When first starting out with FreeBSD it can be frustrating when you are unable to find where the config files went on a port you just installed, or how to stop a service from starting up on boot. In this tutorial the important directories in FreeBSD, and what is found in them will be explained inorder to give you a basic understanding of how to get around the directory structure.

/etc/rc.conf

The rc.conf file normally looks something like this

hostname="host.mydomain.com"
ifconfig_xl0="DHCP"
linux_enable="YES"
moused_enable="YES"
nfs_client_enable="YES"
sshd_enable="YES"
usbd_enable="YES"

It is used during start up and is responsible defining the network card and the ip address or if it uses DHCP. This file also contains the _enable variables for many packages on the system.

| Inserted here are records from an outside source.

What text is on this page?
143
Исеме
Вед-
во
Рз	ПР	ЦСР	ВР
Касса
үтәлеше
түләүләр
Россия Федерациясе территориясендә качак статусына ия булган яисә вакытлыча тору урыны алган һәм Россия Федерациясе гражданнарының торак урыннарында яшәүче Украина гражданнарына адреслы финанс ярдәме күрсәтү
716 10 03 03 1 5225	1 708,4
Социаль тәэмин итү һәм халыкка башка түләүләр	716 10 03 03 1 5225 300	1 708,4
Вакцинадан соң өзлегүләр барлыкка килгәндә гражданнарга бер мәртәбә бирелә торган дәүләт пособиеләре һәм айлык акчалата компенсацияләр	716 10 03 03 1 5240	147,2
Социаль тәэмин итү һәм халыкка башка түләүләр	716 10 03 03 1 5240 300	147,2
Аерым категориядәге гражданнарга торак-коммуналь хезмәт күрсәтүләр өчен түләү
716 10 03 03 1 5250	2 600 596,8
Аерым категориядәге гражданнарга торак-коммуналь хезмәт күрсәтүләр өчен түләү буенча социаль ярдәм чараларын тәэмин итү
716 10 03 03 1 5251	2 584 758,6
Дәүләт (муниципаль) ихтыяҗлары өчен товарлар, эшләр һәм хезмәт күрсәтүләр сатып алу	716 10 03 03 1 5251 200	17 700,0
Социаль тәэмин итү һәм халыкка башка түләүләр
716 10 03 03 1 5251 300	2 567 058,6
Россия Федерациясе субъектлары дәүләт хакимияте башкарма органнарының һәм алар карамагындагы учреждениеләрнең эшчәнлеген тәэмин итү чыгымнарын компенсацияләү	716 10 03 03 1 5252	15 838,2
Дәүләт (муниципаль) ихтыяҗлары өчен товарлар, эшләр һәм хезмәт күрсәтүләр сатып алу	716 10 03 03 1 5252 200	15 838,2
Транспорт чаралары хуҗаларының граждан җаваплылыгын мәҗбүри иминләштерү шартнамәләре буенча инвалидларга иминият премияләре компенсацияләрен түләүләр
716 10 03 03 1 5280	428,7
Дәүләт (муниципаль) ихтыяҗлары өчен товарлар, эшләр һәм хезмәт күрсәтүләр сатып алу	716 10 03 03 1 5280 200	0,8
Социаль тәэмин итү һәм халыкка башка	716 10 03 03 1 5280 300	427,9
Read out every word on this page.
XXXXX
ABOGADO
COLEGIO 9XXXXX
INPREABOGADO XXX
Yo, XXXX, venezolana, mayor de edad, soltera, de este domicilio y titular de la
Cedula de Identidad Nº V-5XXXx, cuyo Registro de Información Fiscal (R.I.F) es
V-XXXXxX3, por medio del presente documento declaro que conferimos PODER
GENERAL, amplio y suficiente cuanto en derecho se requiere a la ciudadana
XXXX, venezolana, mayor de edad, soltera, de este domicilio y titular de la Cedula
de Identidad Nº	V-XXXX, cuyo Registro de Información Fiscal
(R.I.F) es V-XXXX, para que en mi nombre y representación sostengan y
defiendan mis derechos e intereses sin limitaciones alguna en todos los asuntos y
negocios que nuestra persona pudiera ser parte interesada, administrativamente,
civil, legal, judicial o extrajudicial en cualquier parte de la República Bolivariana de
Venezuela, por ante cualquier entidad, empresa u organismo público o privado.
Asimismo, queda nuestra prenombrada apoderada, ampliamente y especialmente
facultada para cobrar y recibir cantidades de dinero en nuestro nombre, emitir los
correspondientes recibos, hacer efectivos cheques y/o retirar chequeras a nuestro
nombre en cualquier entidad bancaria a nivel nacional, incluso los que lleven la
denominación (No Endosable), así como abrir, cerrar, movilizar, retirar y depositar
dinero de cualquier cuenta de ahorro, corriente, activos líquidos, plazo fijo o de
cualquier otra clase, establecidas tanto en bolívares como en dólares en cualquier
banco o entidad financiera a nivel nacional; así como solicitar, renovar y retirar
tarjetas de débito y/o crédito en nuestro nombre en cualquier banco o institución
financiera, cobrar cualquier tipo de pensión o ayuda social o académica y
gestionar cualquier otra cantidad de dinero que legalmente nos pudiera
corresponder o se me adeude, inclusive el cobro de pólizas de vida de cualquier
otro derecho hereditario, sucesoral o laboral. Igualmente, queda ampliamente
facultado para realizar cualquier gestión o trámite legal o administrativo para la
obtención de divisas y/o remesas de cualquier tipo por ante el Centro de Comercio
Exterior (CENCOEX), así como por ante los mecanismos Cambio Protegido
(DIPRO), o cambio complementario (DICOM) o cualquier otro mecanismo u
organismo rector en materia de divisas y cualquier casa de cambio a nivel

With inetd now disabled by default in FreeBSD many packages have start up scripts that only allow the program to start if it is specifically enabled in the rc.conf file. A few of these programs are: bind, mysql, and apache.

For the network setup it is okay to have several different lines for the same network card, only the last one is actually used.

/etc/make.conf

make.conf is a good place to store variables that the ports use so that you do not have to define them in the command line everytime you install a port that uses one.

PERL_VER=5.8.7
PERL_VERSION=5.8.7
WITHOUT_X11=yes
KERNCONF=PLATO

/usr/local/etc

The majority of config files for installed packages appear here.

/usr/local/etc/rc.d

Scripts ending in sh are run at start up if they are in this directory. To manually start or stop a program you can go here to do so

# sh mysql-server.sh stop
# sh mysql-server.sh start

/usr/ports

The ports collection is a directory of makefiles for a large number of common programs.